Frau Dr. Kluge ging ebenfalls auf die verschiedenen Methoden ein. Für die Ebermast und die Immunokastration sei durchaus Akzeptanz beim Handel und beim Verbraucher gegeben. Isofluran werde voraussichtlich noch 2018 zugelassen. Für die spätere Anwendung seien Schulungen für die Landwirte erforderlich. Bezüglich des sog. 4. Wegs informierte Frau Dr. Kluge, dass bis jetzt bei der europäischen Arzneimittelagentur in Brüssel für Lidocain noch keine Rückstandsbewertung bei Schweinen vorliege und deshalb die Zulassung des Betäubungspräparates für diese Tierart noch ausstehe. Berücksichtigt werden müsse, dass ein derartiges Verfahren üblicherweise mehrere Jahre andauert.
Der Zustimmung des Gesetzesentwurfes zur Verlängerung der Übergangsfrist sieht Frau Dr. Kluge positiv entgegen.
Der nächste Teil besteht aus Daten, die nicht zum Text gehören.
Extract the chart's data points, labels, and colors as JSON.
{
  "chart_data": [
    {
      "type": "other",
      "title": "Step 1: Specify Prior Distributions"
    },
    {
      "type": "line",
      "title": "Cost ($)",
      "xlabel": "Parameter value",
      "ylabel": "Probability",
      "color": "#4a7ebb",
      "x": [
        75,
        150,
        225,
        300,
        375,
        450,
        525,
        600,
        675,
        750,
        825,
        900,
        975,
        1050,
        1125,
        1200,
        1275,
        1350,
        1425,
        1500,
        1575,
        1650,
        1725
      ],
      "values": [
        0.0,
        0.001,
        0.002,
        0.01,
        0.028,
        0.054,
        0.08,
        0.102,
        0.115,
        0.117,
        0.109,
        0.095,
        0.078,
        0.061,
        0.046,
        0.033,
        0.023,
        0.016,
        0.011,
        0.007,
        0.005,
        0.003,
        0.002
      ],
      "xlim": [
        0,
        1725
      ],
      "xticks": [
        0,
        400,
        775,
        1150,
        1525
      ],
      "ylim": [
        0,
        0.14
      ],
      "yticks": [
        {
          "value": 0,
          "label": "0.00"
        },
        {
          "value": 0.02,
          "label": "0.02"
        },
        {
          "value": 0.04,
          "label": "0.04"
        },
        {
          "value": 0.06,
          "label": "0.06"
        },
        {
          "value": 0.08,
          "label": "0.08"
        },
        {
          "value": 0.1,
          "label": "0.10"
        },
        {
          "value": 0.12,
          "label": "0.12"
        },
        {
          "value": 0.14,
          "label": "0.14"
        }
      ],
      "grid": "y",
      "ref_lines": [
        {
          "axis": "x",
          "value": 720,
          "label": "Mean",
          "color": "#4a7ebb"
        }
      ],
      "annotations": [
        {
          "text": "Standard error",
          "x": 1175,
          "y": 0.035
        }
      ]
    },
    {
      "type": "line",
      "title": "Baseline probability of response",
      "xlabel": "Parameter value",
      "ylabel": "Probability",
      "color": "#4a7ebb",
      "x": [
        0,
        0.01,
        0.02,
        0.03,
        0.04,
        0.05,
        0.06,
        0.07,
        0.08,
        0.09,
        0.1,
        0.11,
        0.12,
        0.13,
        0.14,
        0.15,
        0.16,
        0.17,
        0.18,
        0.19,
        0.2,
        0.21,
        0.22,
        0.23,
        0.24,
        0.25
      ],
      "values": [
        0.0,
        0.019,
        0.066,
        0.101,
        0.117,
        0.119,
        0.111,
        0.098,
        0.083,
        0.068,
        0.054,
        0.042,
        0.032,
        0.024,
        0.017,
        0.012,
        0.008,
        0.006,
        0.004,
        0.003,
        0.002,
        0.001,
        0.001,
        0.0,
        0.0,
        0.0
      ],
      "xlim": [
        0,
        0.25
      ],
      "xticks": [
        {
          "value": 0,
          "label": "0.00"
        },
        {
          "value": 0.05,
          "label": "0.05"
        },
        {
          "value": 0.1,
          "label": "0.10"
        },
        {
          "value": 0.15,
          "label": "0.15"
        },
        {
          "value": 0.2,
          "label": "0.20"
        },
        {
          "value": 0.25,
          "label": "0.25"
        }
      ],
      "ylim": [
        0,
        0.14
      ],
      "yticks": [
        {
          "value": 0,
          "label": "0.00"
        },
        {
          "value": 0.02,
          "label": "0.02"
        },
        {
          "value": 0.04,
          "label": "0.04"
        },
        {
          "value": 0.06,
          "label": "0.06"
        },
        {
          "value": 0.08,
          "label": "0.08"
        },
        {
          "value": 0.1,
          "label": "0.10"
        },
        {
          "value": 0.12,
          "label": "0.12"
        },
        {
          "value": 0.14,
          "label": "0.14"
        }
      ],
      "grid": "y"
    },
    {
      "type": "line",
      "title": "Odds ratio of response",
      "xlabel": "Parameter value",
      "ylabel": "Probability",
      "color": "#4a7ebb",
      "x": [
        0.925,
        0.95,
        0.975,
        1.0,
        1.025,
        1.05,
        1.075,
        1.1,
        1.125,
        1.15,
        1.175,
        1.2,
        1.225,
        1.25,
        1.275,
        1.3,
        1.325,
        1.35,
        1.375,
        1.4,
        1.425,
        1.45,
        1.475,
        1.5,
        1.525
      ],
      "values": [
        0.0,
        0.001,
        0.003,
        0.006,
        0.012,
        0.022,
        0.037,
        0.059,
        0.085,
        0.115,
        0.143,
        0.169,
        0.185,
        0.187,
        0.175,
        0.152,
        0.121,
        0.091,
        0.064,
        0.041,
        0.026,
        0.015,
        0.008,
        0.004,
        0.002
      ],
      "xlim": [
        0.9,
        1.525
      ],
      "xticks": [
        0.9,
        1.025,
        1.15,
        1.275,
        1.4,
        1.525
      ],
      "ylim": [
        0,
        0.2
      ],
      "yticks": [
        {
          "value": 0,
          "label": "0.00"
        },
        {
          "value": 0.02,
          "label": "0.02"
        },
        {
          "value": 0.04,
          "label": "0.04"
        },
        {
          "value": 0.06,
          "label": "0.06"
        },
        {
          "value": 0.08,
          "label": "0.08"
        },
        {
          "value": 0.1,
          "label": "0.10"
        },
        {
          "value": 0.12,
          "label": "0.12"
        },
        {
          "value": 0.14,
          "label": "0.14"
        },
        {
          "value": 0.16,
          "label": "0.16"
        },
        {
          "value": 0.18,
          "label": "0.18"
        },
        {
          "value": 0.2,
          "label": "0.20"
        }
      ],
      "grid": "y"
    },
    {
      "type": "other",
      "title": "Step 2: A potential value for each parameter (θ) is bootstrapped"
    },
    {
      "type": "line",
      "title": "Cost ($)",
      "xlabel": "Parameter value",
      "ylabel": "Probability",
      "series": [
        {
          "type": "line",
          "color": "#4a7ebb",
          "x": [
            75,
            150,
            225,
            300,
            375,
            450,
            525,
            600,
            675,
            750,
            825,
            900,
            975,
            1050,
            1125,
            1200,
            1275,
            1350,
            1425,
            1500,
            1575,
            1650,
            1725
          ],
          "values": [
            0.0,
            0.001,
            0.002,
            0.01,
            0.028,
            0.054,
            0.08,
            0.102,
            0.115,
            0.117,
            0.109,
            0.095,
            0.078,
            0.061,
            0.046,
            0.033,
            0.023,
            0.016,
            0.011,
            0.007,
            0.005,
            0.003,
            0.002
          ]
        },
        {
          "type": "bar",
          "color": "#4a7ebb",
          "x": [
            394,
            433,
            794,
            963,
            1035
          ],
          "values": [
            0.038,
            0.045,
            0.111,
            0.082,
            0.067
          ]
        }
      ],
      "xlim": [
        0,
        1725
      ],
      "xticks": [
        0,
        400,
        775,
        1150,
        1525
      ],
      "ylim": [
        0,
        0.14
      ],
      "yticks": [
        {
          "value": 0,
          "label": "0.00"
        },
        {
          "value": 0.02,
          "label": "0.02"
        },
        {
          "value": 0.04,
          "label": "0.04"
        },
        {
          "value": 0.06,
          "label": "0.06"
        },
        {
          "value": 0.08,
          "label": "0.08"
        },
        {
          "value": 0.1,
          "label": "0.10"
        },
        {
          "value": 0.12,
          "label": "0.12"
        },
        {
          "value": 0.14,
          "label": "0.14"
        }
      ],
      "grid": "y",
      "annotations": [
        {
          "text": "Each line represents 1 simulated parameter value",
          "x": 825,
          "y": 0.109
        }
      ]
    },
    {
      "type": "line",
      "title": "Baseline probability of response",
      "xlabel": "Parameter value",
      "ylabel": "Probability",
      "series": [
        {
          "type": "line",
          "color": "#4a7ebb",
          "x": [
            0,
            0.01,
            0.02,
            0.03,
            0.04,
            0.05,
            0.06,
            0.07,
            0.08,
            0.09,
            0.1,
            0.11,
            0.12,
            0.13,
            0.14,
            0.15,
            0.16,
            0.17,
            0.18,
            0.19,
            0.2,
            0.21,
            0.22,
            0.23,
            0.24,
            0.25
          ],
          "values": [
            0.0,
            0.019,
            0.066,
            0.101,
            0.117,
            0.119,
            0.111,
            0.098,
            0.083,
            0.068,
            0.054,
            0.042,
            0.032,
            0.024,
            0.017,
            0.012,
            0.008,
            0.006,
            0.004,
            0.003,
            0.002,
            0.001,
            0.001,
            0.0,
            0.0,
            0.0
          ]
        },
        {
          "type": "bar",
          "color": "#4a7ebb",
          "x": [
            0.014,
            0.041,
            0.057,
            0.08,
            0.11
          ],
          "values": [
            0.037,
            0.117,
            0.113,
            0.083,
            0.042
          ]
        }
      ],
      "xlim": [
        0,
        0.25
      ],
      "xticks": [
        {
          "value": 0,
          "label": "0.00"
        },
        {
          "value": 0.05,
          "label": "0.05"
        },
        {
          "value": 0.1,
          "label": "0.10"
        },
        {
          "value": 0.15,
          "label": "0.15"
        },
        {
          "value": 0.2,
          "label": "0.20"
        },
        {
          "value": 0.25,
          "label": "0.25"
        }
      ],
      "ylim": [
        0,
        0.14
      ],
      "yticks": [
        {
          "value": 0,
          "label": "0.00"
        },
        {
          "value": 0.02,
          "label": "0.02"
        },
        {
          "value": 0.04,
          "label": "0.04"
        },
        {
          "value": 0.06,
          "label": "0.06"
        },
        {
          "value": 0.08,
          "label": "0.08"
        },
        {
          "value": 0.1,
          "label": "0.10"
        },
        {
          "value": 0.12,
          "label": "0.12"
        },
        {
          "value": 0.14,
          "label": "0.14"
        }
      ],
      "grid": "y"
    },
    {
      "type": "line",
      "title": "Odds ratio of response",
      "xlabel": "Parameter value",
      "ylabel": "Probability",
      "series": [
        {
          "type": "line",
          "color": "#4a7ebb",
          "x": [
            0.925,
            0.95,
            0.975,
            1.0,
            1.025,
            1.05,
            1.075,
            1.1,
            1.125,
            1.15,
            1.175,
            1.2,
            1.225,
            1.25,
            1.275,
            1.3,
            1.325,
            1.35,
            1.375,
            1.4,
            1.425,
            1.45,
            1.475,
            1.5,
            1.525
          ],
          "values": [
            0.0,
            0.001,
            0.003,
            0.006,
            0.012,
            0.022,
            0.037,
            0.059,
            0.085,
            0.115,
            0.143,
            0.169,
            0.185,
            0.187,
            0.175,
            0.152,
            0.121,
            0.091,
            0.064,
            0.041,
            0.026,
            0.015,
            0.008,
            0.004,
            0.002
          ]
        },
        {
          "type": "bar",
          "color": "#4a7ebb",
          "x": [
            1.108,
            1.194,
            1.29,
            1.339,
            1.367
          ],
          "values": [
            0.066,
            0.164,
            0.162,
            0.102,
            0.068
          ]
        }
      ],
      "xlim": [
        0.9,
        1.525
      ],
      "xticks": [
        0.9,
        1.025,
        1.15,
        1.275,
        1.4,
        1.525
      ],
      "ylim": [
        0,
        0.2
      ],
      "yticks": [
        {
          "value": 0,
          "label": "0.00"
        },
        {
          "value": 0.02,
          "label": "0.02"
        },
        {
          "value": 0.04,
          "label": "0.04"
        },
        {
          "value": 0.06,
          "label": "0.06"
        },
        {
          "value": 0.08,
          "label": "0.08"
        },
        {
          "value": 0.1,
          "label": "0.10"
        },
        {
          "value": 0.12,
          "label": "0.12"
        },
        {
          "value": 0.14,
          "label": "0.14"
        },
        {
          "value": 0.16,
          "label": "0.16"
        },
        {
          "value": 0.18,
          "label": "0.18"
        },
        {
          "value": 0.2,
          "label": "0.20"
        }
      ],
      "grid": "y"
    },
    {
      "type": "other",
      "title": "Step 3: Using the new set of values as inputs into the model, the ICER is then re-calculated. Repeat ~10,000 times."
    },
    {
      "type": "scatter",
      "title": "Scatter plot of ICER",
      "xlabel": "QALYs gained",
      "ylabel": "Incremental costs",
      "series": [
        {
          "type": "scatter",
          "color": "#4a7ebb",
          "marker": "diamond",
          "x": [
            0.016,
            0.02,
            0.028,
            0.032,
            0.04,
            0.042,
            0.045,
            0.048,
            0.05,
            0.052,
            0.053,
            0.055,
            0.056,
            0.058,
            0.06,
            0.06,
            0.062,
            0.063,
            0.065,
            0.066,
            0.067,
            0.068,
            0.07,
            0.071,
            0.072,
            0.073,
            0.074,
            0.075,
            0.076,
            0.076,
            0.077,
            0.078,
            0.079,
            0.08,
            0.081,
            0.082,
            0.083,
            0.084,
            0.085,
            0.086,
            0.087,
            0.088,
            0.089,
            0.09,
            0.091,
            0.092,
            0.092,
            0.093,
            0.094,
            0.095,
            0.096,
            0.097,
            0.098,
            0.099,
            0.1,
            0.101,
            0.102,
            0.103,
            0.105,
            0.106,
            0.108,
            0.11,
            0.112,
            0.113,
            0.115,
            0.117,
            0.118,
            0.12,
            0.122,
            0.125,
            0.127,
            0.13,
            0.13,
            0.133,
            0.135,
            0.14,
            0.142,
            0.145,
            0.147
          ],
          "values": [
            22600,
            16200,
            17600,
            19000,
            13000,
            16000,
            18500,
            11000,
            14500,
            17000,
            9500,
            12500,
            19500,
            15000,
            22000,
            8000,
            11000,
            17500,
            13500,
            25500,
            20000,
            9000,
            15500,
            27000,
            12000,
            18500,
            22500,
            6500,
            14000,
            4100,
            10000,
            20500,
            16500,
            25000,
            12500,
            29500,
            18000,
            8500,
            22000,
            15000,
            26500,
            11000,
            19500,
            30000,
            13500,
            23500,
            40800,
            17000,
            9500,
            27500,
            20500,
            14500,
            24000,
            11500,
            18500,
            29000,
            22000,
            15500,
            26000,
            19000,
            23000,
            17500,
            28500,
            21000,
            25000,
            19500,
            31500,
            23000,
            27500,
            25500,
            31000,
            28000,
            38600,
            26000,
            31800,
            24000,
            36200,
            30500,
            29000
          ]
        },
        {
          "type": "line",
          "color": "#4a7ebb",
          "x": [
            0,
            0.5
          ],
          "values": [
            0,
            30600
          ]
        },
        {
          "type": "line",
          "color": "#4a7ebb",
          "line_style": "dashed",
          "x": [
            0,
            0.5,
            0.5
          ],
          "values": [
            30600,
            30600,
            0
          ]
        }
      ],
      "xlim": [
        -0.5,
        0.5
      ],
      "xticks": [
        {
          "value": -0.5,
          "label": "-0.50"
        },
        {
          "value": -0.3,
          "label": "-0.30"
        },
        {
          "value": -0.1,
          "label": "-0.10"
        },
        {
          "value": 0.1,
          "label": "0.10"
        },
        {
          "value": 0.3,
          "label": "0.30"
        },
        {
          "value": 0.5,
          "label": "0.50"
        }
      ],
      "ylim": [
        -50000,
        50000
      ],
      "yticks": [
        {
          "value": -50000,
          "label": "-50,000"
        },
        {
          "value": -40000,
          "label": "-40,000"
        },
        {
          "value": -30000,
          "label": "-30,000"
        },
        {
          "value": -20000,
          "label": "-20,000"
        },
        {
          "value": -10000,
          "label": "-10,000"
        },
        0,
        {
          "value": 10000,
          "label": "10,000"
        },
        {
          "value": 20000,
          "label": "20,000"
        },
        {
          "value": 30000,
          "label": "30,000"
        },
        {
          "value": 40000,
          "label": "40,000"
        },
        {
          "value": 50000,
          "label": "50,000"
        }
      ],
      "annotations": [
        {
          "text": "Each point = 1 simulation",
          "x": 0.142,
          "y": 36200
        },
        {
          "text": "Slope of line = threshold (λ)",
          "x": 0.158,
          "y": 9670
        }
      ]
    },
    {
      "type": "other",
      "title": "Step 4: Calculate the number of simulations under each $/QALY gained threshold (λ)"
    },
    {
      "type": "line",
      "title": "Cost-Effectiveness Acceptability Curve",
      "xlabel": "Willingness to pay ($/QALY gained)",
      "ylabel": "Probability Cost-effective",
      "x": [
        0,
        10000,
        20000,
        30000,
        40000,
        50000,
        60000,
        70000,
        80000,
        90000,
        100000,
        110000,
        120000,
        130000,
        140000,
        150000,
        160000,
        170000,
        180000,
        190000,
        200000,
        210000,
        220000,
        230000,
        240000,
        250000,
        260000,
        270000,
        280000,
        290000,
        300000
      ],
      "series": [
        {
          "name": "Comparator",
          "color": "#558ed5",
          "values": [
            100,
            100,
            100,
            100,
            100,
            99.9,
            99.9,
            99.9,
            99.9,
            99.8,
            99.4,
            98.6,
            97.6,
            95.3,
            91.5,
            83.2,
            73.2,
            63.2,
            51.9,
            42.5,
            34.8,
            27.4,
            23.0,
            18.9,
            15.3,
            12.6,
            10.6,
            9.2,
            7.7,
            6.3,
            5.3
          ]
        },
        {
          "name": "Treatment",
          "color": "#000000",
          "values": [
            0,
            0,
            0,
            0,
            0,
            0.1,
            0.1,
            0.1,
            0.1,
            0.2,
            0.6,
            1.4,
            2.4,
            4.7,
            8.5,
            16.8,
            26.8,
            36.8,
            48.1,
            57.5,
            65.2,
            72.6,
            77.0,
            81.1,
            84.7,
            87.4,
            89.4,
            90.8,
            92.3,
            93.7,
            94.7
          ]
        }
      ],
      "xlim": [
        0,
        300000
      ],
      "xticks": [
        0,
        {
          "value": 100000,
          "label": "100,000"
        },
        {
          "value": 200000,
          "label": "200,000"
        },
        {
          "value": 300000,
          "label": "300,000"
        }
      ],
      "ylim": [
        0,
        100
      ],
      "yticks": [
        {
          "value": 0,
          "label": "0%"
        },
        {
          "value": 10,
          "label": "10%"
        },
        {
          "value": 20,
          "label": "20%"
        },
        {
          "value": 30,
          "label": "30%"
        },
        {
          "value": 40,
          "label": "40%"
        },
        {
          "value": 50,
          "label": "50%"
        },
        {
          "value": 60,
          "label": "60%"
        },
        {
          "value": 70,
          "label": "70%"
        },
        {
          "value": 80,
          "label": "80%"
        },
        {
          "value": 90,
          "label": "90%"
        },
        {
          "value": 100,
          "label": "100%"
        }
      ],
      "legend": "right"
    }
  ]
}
In der engagierten Diskussion wurden die aktuellen Forschungsergebnisse von Frau Dr. Zöls sowie die anstehende Fristverlängerung durch den Bundestag besprochen. In dem Zusammenhang wies in einem Wortbeitrag Herr Dr. Randt vom Bayerischen Tiergesundheitsdienst darauf hin, dass es grundsätzlich keine verlässlichen im Blut messbaren Schmerzparameter gibt. Allerdings gäbe es klinische Parameter, die messbar sind und darstellen können, ob ein Tier Schmerzen empfindet. Man sollte nicht versuchen, etwas nachweisen zu wollen, was nicht nachweisbar wäre. Wir haben zugelassene Lokalanästhetika, bei denen keine Blutuntersuchungen während des Zulassungsverfahrens nötig waren. Es ging immer darum zu beurteilen, ob der Schmerz noch im Rahmen einer klinischen Reaktion gezeigt wurde oder nicht, so Randt. Er wünsche sich eine wissenschaftliche Untermauerung bereits durchgeführter Untersuchungen mit Lidocain.